Fresh food is plentiful at Kolarbyn. Blueberries can be picked from the roof of the hut and mushrooms can be gathered from the surrounding (in season). Thankfully there is no requirement to hunt if you want meat for your barbecue, with a shop nearby and even cooked meals available on site. The owner of Korarbyn Andreas is on hand as the resident wilderness expert. He will take guests foraging and teach them woodland survival skills while sharing his knowledge of the history of this old mining district.
A lakeside ‘floating’ sauna is perfect for those wishing to relax during their woodland escape, while for the more active guests there are canoes and rowing boats available. Depending on the season guests can also enjoy horse riding and snow-shoe trekking in the quiet of the surrounding woodland.
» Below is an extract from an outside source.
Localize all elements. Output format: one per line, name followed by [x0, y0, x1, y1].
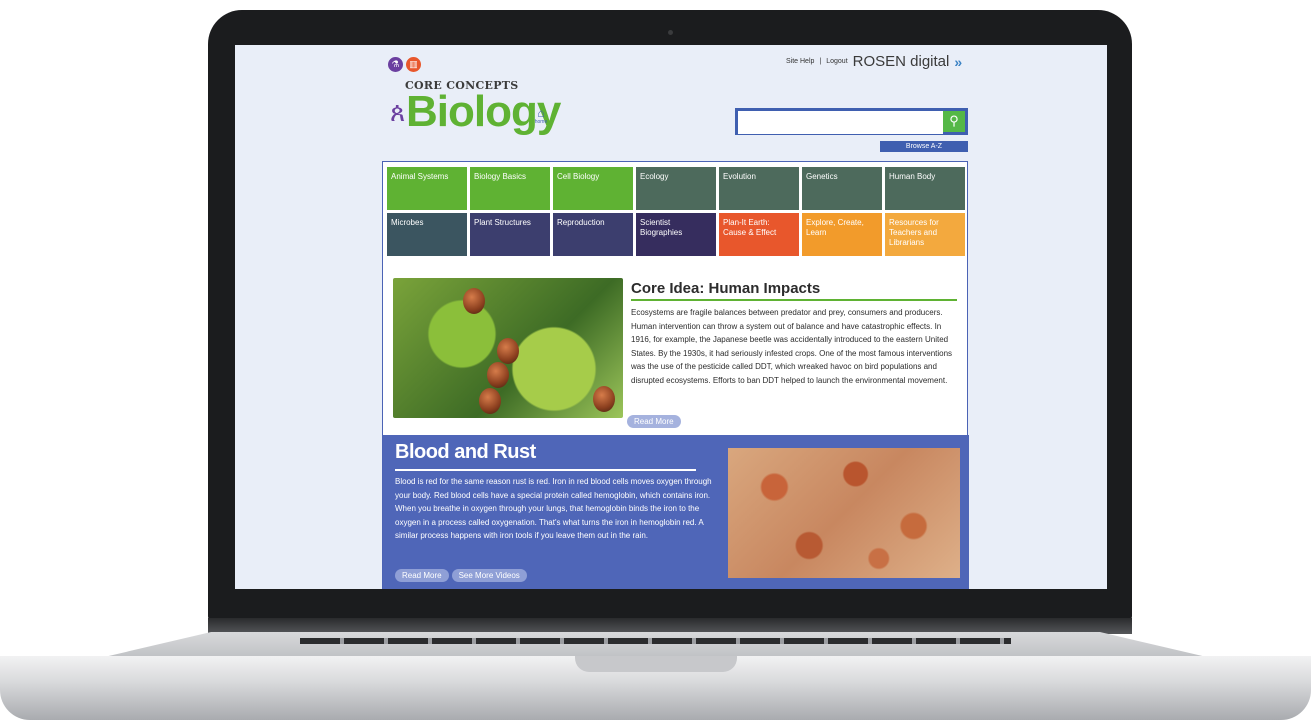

The emphasis at Kolarbyn is very much on minimising the environmental impact of tourism while providing a positive benefit to the local community. The huts are built from natural, locally sourced materials, avoiding the use of toxins and chemicals. The area was once famous for its charcoal kilns that were used to extract iron ore and part of the proceeds from Kolarbyn goes to the restoration of charcoal kilns for use within the local area.
But for those interested in a visit to Kolarbyn there are probably two main questions that need answering. Firstly the toilets: there are dry composting toilets. While this might present a culture shock to some, they are kept clean and are very much part of the wilderness experience. And don’t ask about mobile phone coverage; yes, you can get a signal but chatting on your phone might well be frowned upon during your get-away-from-it-all break.